Variable Hyperparameter Efficient Visual Transformer for Image Inpainting

Installation

Clone this repo.

git clone https://github.com/jose13579/variable-hyperparameter-image-impainting.git
cd variable-hyperparameter-image-impainting/

We build our project based on Pytorch and Python libraries. To train and test our project, we suggest create a Conda environment from the provided YAML, e.g.

conda env create -f environment.yml 
conda activate vhii

Or use the Dockerfile to install conda and prerequisites, e.g.

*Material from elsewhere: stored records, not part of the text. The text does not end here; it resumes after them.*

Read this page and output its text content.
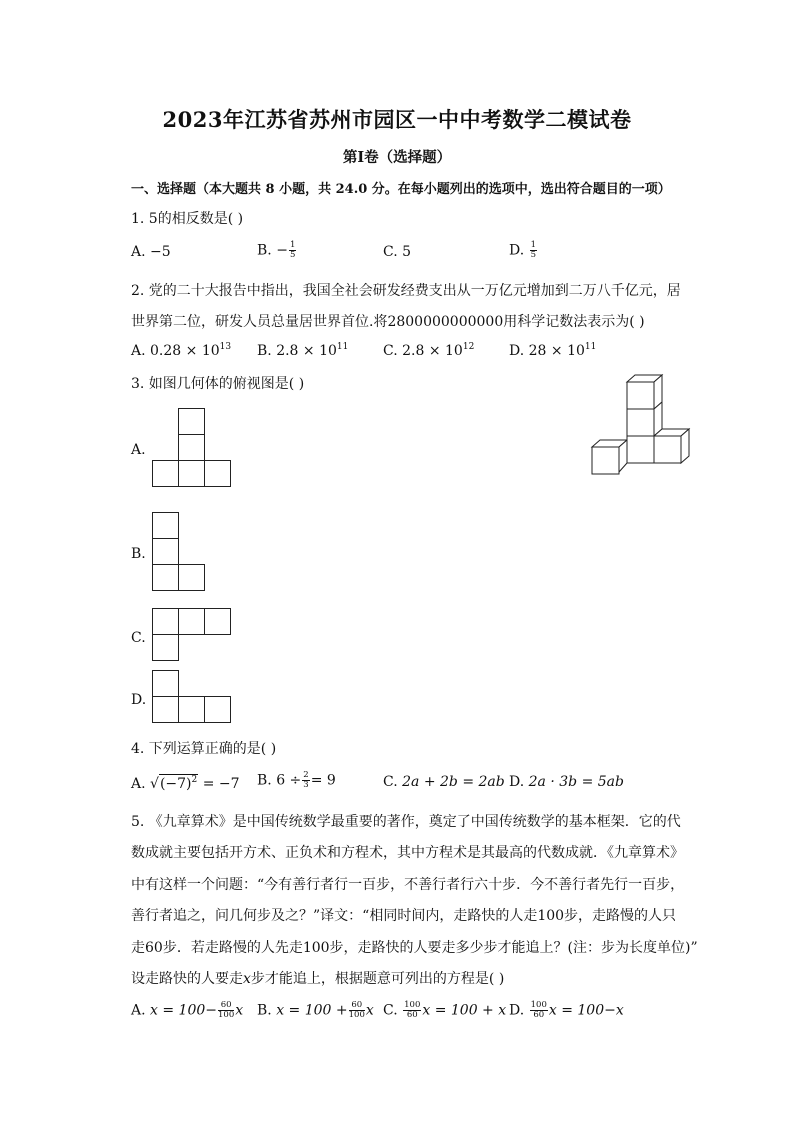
2023年江苏省苏州市园区一中中考数学二模试卷
第Ⅰ卷（选择题）
一、选择题（本大题共 8 小题，共 24.0 分。在每小题列出的选项中，选出符合题目的一项）
1. 5的相反数是( )
A. −5	B. − $\frac{1}{5}$	C. 5	D. $\frac{1}{5}$
2. 党的二十大报告中指出，我国全社会研发经费支出从一万亿元增加到二万八千亿元，居
世界第二位，研发人员总量居世界首位.将2800000000000用科学记数法表示为( )
A. $0.28 \times 10^{13}$ B. $2.8 \times 10^{11}$ C. $2.8 \times 10^{12}$ D. $28 \times 10^{11}$
3. 如图几何体的俯视图是( )
A.
B.
C.
D.
4. 下列运算正确的是( )
A. $√(-7)^2 = -7$ B. $6 \div \frac{2}{3} = 9$	C. 2a + 2b = 2ab D. 2a · 3b = 5ab
5. 《九章算术》是中国传统数学最重要的著作，奠定了中国传统数学的基本框架．它的代
数成就主要包括开方术、正负术和方程术，其中方程术是其最高的代数成就．《九章算术》
中有这样一个问题：“今有善行者行一百步，不善行者行六十步．今不善行者先行一百步，
善行者追之，问几何步及之？”译文：“相同时间内，走路快的人走100步，走路慢的人只
走60步．若走路慢的人先走100步，走路快的人要走多少步才能追上？(注：步为长度单位)”
设走路快的人要走x步才能追上，根据题意可列出的方程是( )
A. $x = 100- \frac{60}{100}$ x B. $x = 100 + \frac{60}{100}$ x C. $\frac{100}{60}$ x = 100 + x D. $\frac{100}{60}$ x = 100−x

docker build -t vhii-mage .

If you are having issues to install the environment, we suggest you follow the next steps:

Remove the cupy from the environment.yml
Create the conda env
Manually install the cupy with the correct version:

conda install -c conda-force cupy==7.7.0

Dataset Preparation

We prepare the real and masks datasets.

Preparing Places365 Dataset. The dataset can be downloaded from here. The training set has approximately 1.8 million images from 365 scene categories, where there are at most 5,000 images per category. We adopt the places365-Standard datasets (small images 256 * 256 version) to train and validate our proposed method. The dataset should be arranged in the same directory structure as

datasets
    ｜- places365
        |- data_256
            |- a
                |- airport_terminal
                    |- <image_id>.jpg
                    |- <image_id>.jpg
                |- airplane_cabin
                    |- <image_id>.jpg
                    |- <image_id>.jpg
                |- ...
            |- ...
        |- val_256
            |- <image_id>.jpg
            |- <image_id>.jpg

Preparing CelebA Dataset. The dataset can be downloaded from here. This dataset contains more than 200,000 large-scale facial celebrity images. We adopt 162,770 for training and 19,961 for test. The dataset should be arranged in the same directory structure as

datasets
    ｜- celeba_dataset
        |- train
           |- <image_id>.jpg
           |- <image_id>.jpg
        |- val
           |- <image_id>.jpg
           |- <image_id>.jpg
        |- test
           |- <image_id>.jpg
           |- <image_id>.jpg

Preparing Paris Street View (PSV) Dataset. The dataset can be downloaded from here. The training and test set includes 14,900 and 100 images, respectively. This dataset was collected from the street views of Paris, taking a large number of buildings, and structure information, such as windows and doors. The dataset should be arranged in the same directory structure as

datasets
    ｜- psv_dataset
        |- train
           |- <image_id>.jpg
           |- <image_id>.jpg
        |- test
           |- <image_id>.jpg
           |- <image_id>.jpg

Preparing Mask Dataset. The dataset can be downloaded from here. This mask dataset contains 12,000 irregular masks grouped into six intervals according to the mask area on the total image size, where each interval has 2,000 masks. We employed three intervals (20-30%, 30-40%, and 40-50%) for test. The dataset should be arranged in the same directory structure as

datasets
    ｜- test_mask
        |- mask
            |- testing_mask_dataset
                |- 10-20
                    |- <mask_id>.png
                    |- <mask_id>.png                   
                |- 20-30
                    |- <mask_id>.png
                    |- <mask_id>.png
                |- ...

Or you can use the dataset grouped into directories per interval here.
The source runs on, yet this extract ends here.